Temos que encaminhar os educandos a perceber que para desencadear o diálogo, depende da pergunta que se faz. Ou seja, mostrar que o problema as vezes pode estar mal formulado e por isso não tem potencial para desencadear um diálogo! E, consequentemente, ser colocado como problema que desencadeie a construção de conhecimento, pois, viabilize um processo de investigação. Então, se a temática é óptica, como podemos codificar-descodificar, para recodificar investigando o que lhes é significativo e portanto, efetivar o diálogo entre os envolvidos? Oportunizar que os envolvidos, especialmente os educandos, explicitem o seu pensar em relação à temática que está sendo problematizada, pois, é a partir dele que vamos investigar o que lhes é significativo.
Analisar os objetos técnicos para ver se é possível a partir de como ele funciona, trabalhar todos os conceitos envolvidos. Mostrar que essa tarefa é feita no grupo de professores (no caso dos estagiários, futuros professores), não necessariamente com seus alunos. Isto eqüivale a redução temática em FREIRE (1987). A partir da lista de objetos técnicos levantados é feito uma seleção segundo as possibilidades destes sustentarem um plano de curso para a temática a ser trabalhada.
Feita essa escolha e deliberação pelo grupo, dá-se continuidade à investigação, desenvolvendo os tais conteúdos significativos envolvidos no funcionamento e fabricação deste objeto técnico. No desvelamento de tais princípios é que se conduz os educando à incorporação desses conhecimentos científicos transformando-os em conhecimentos educacionais, uma vez que é uma investigação e que com ela objetivamos, analisar e compreender o potencial destes objetos ao ser transformados em equipamentos geradores.
É importante observar, salientando que as vezes, deixa-se de lado este objeto, quando é hora de trabalhar com um determinado fenômeno e/ou conceito. A reflexão por exemplo, e se realiza atividades práticas e teórico-experimentais com espelhos. Estuda-se os tipos de espelhos, a formação de imagem, etc. e depois volta-se ao objeto que está sendo investigado, incorporando como os espelhos colaboram no funcionamento do referido objeto (a máquina fotográfica). Ou, na geladeira quando é estudado 'trocas de calor', busca-se a partir de como funciona a garrafa térmica, explicar esses processos. Ou seja, elabora-se atividades práticas e teórico-experimentais com esses outros objetos para poder levar os estudantes a entender, como funciona o nosso equipamento gerador e qual é a função do espelho no funcionamento da máquina, ou explicar por outras vias os processos de trocas de calor e também, as correntes de convecção. Isto nos leva a entender também, o fenômeno da reflexão para o funcionamento da máquina.

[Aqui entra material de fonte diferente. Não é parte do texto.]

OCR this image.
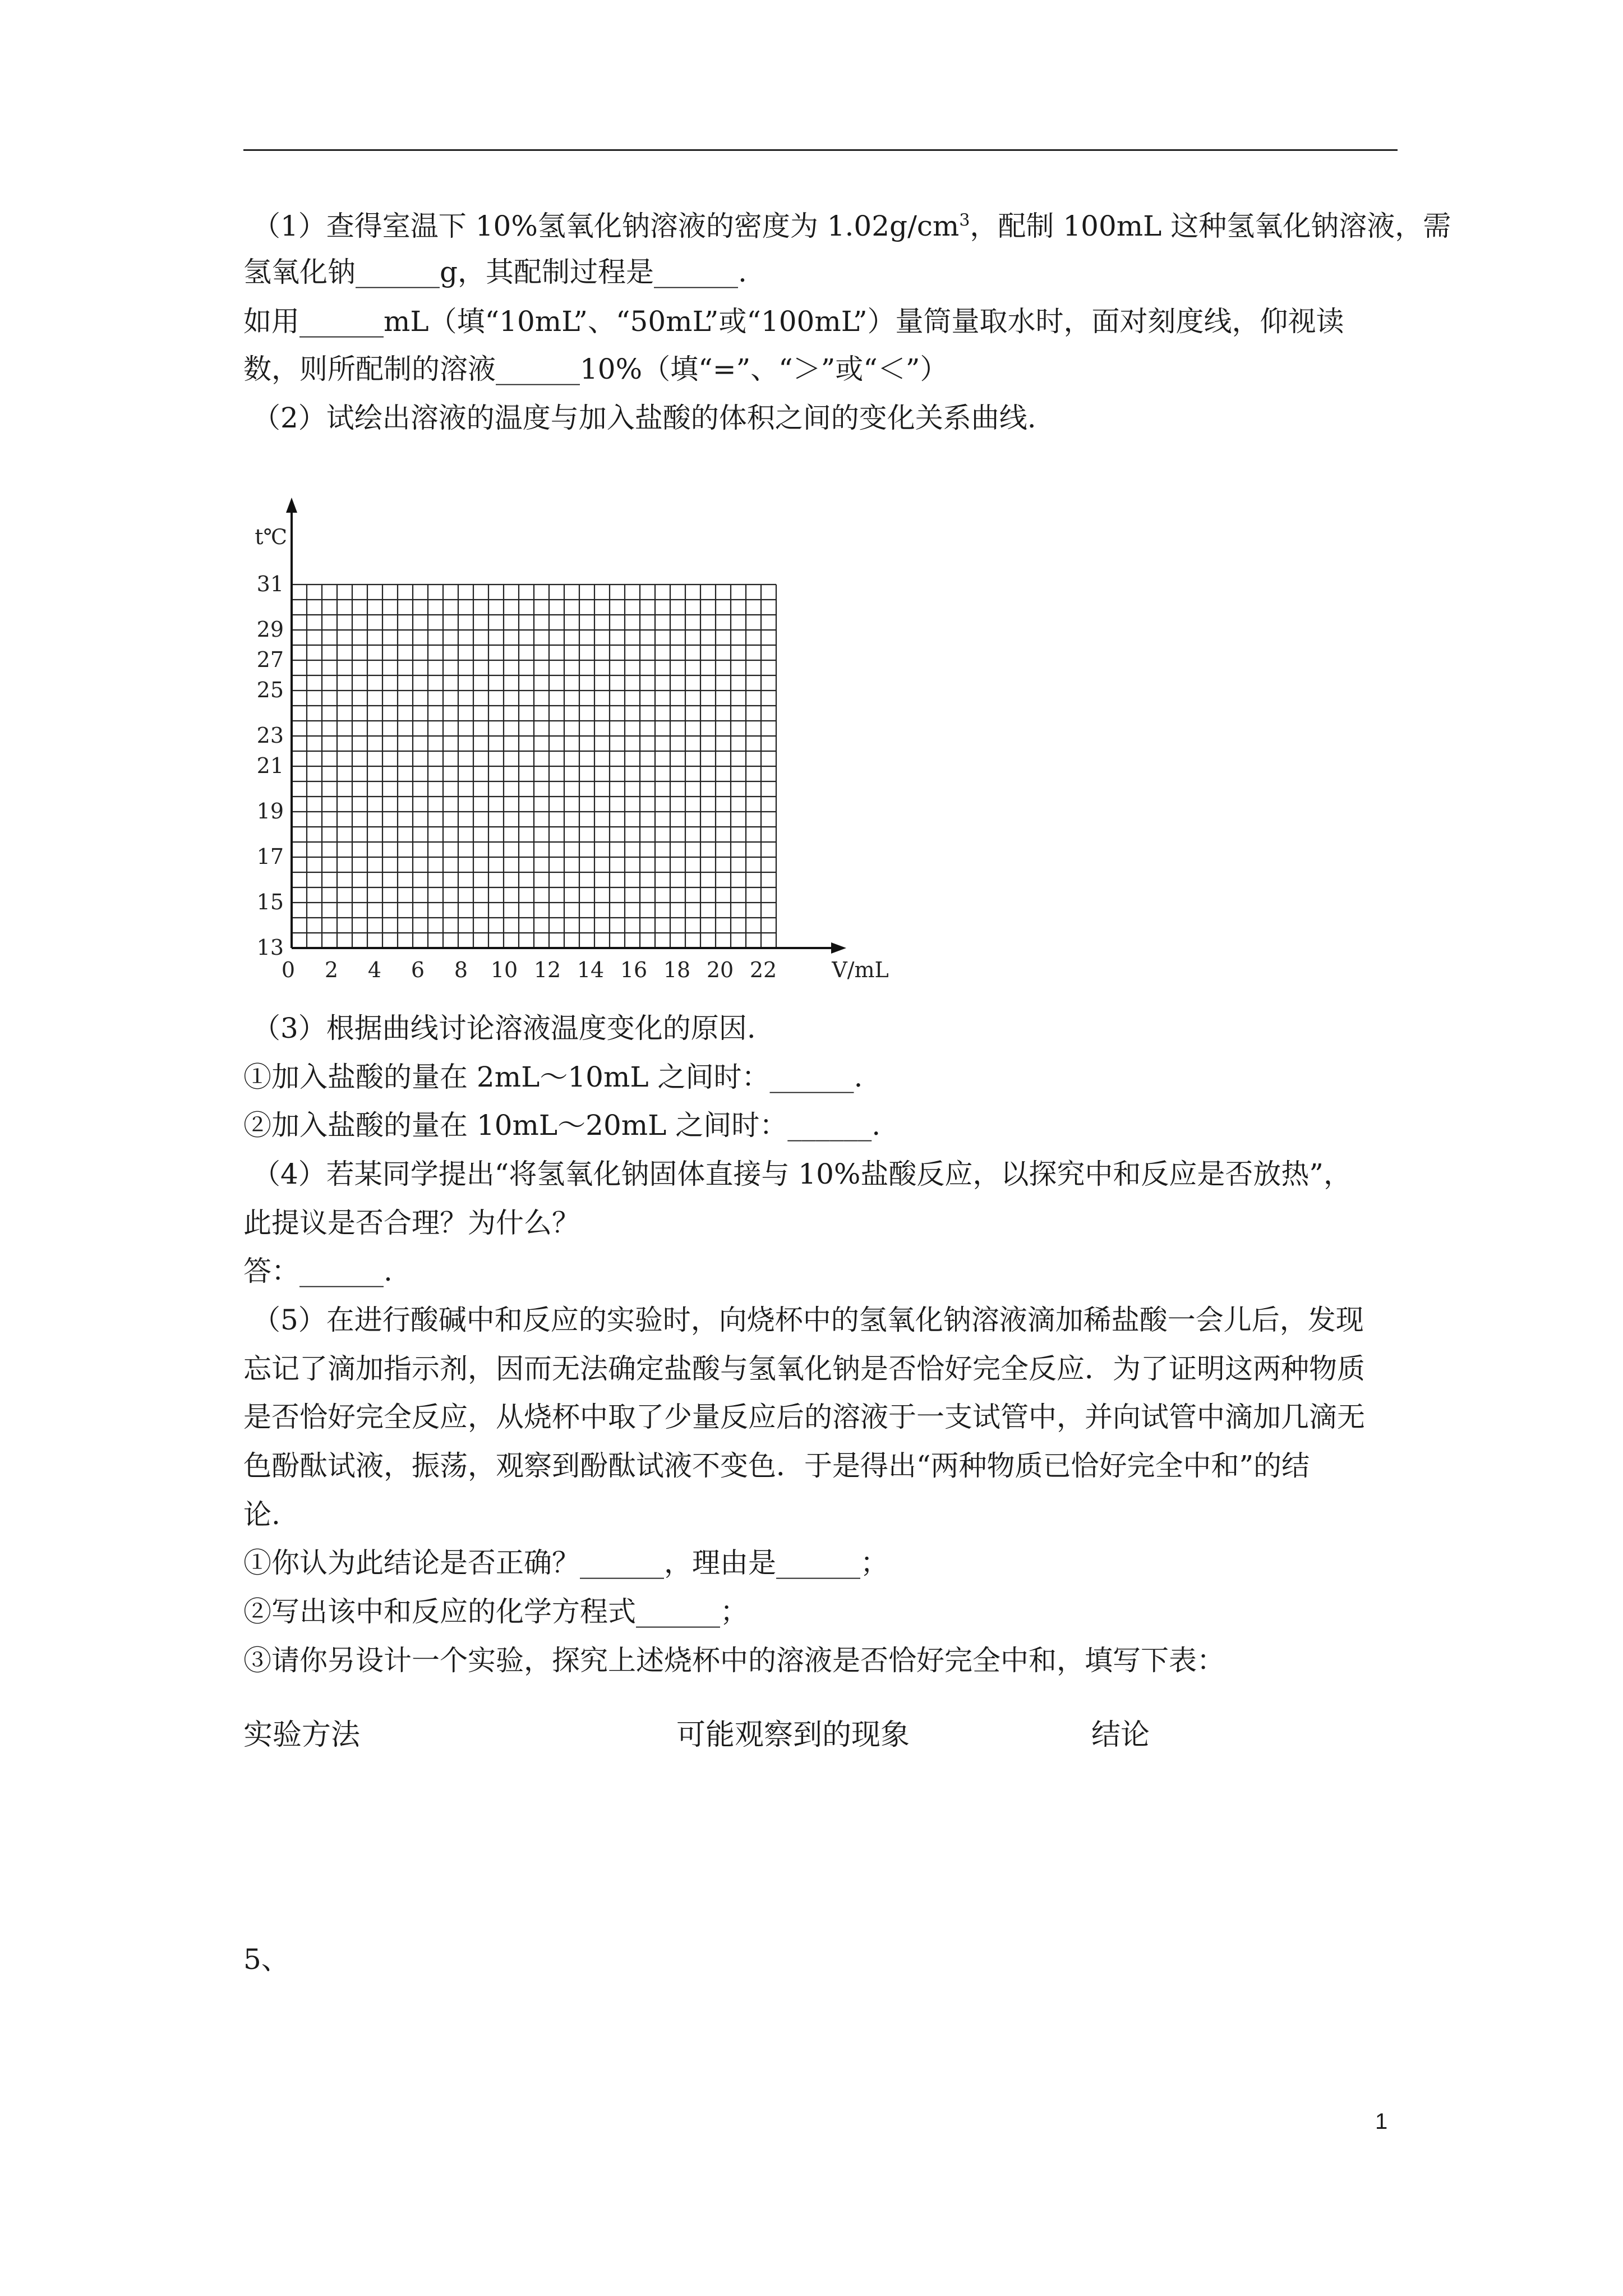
（1）查得室温下 10%氢氧化钠溶液的密度为 $1.02g/cm^3$，配制 100mL 这种氢氧化钠溶液，需
氢氧化钠______g，其配制过程是______.
如用______mL（填“10mL”、“50mL”或“100mL”）量筒量取水时，面对刻度线，仰视读
数，则所配制的溶液______10%（填“=”、“＞”或“＜”）
（2）试绘出溶液的温度与加入盐酸的体积之间的变化关系曲线.
0 2 4 6 8 10 12 14 16 18 20 22
13
15
17
19
21
23
25
27
29
31
V/mL
t℃
（3）根据曲线讨论溶液温度变化的原因.
①加入盐酸的量在 2mL～10mL 之间时：______.
②加入盐酸的量在 10mL～20mL 之间时：______.
（4）若某同学提出“将氢氧化钠固体直接与 10%盐酸反应，以探究中和反应是否放热”，
此提议是否合理？为什么？
答：______.
（5）在进行酸碱中和反应的实验时，向烧杯中的氢氧化钠溶液滴加稀盐酸一会儿后，发现
忘记了滴加指示剂，因而无法确定盐酸与氢氧化钠是否恰好完全反应．为了证明这两种物质
是否恰好完全反应，从烧杯中取了少量反应后的溶液于一支试管中，并向试管中滴加几滴无
色酚酞试液，振荡，观察到酚酞试液不变色．于是得出“两种物质已恰好完全中和”的结
论.
①你认为此结论是否正确？______，理由是______；
②写出该中和反应的化学方程式______；
③请你另设计一个实验，探究上述烧杯中的溶液是否恰好完全中和，填写下表：
实验方法	可能观察到的现象	结论
5、
1
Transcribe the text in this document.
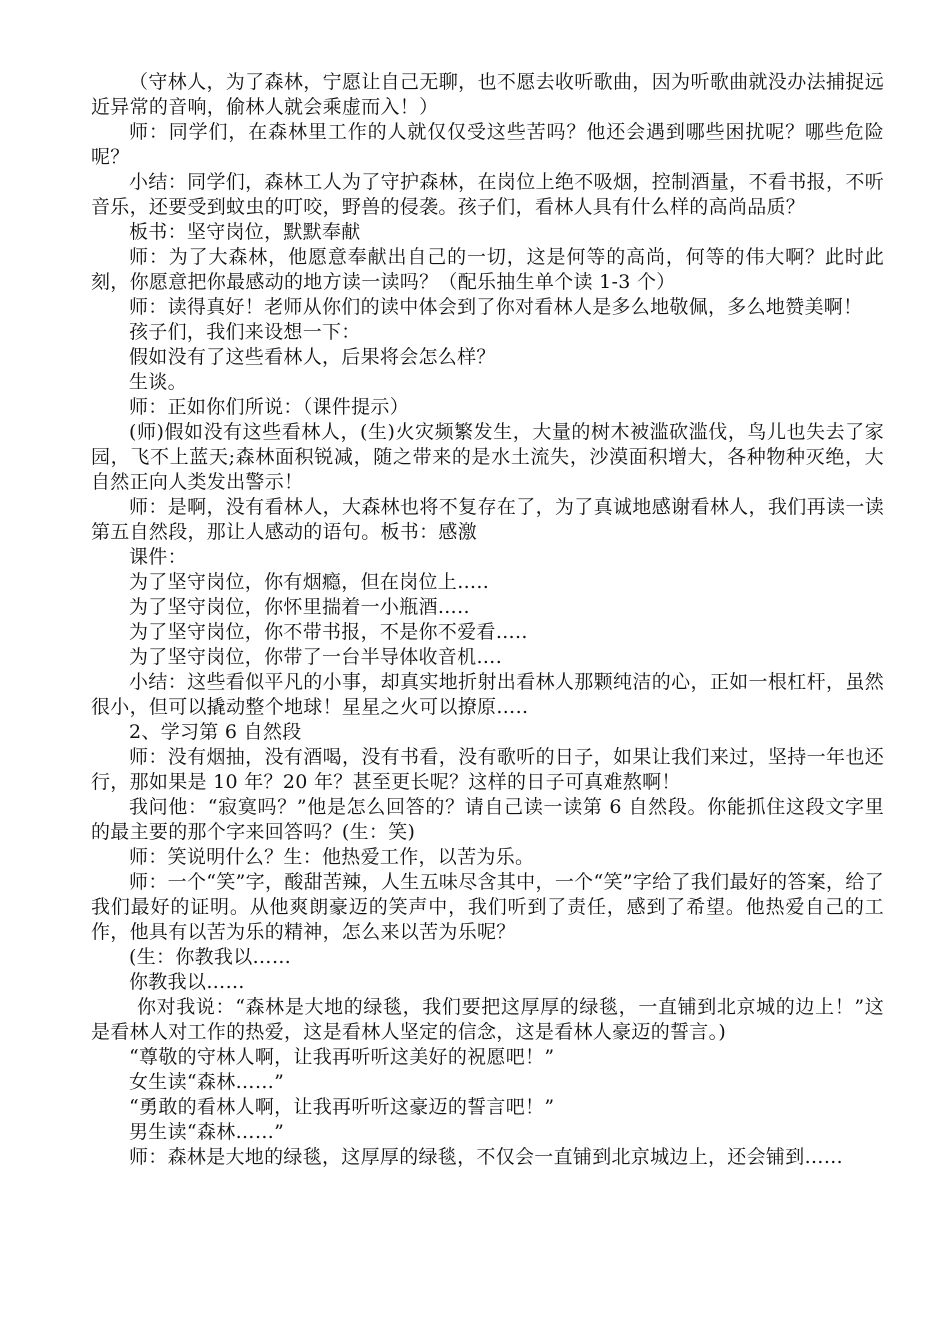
（守林人，为了森林，宁愿让自己无聊，也不愿去收听歌曲，因为听歌曲就没办法捕捉远近异常的音响，偷林人就会乘虚而入！）

师：同学们，在森林里工作的人就仅仅受这些苦吗？他还会遇到哪些困扰呢？哪些危险呢？

小结：同学们，森林工人为了守护森林，在岗位上绝不吸烟，控制酒量，不看书报，不听音乐，还要受到蚊虫的叮咬，野兽的侵袭。孩子们，看林人具有什么样的高尚品质？

板书：坚守岗位，默默奉献

师：为了大森林，他愿意奉献出自己的一切，这是何等的高尚，何等的伟大啊？此时此刻，你愿意把你最感动的地方读一读吗？（配乐抽生单个读 1-3 个）

师：读得真好！老师从你们的读中体会到了你对看林人是多么地敬佩，多么地赞美啊！

孩子们，我们来设想一下：

假如没有了这些看林人，后果将会怎么样？

生谈。

师：正如你们所说：（课件提示）

(师)假如没有这些看林人，(生)火灾频繁发生，大量的树木被滥砍滥伐，鸟儿也失去了家园，飞不上蓝天;森林面积锐减，随之带来的是水土流失，沙漠面积增大，各种物种灭绝，大自然正向人类发出警示！

师：是啊，没有看林人，大森林也将不复存在了，为了真诚地感谢看林人，我们再读一读第五自然段，那让人感动的语句。板书：感激

课件：

为了坚守岗位，你有烟瘾，但在岗位上…..

为了坚守岗位，你怀里揣着一小瓶酒…..

为了坚守岗位，你不带书报，不是你不爱看…..

为了坚守岗位，你带了一台半导体收音机….

小结：这些看似平凡的小事，却真实地折射出看林人那颗纯洁的心，正如一根杠杆，虽然很小，但可以撬动整个地球！星星之火可以撩原…..

2、学习第 6 自然段

师：没有烟抽，没有酒喝，没有书看，没有歌听的日子，如果让我们来过，坚持一年也还行，那如果是 10 年？20 年？甚至更长呢？这样的日子可真难熬啊！

我问他：“寂寞吗？”他是怎么回答的？请自己读一读第 6 自然段。你能抓住这段文字里的最主要的那个字来回答吗？(生：笑)

师：笑说明什么？生：他热爱工作，以苦为乐。

师：一个“笑”字，酸甜苦辣，人生五味尽含其中，一个“笑”字给了我们最好的答案，给了我们最好的证明。从他爽朗豪迈的笑声中，我们听到了责任，感到了希望。他热爱自己的工作，他具有以苦为乐的精神，怎么来以苦为乐呢？

(生：你教我以……

你教我以……

你对我说：“森林是大地的绿毯，我们要把这厚厚的绿毯，一直铺到北京城的边上！”这是看林人对工作的热爱，这是看林人坚定的信念，这是看林人豪迈的誓言。)

“尊敬的守林人啊，让我再听听这美好的祝愿吧！”

女生读“森林……”

“勇敢的看林人啊，让我再听听这豪迈的誓言吧！”

男生读“森林……”

师：森林是大地的绿毯，这厚厚的绿毯，不仅会一直铺到北京城边上，还会铺到……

Enquanto esse desvelamento é concretizado, vão-se transformando os perfis dos envolvidos em investigadores ativos. E mais, para relembrar, esse desvelamento vai se dando no processo de investigação-ação, na vivência e construção da espiral auto-reflexiva de fases de planejamento da ação (plano de aula/atividade educacional), ação (aula propriamente dita), observação (registros de informações, 'dados', importantes para responder ao problema) e reflexão (análise do que foi registrado e consequentemente, apontamento de caminhos para o replanejamento da nova ação). Podemos até inferir que este seria o momento de construção de novas hipóteses, que nos levariam a novas experiências, que são as aulas propriamente ditas.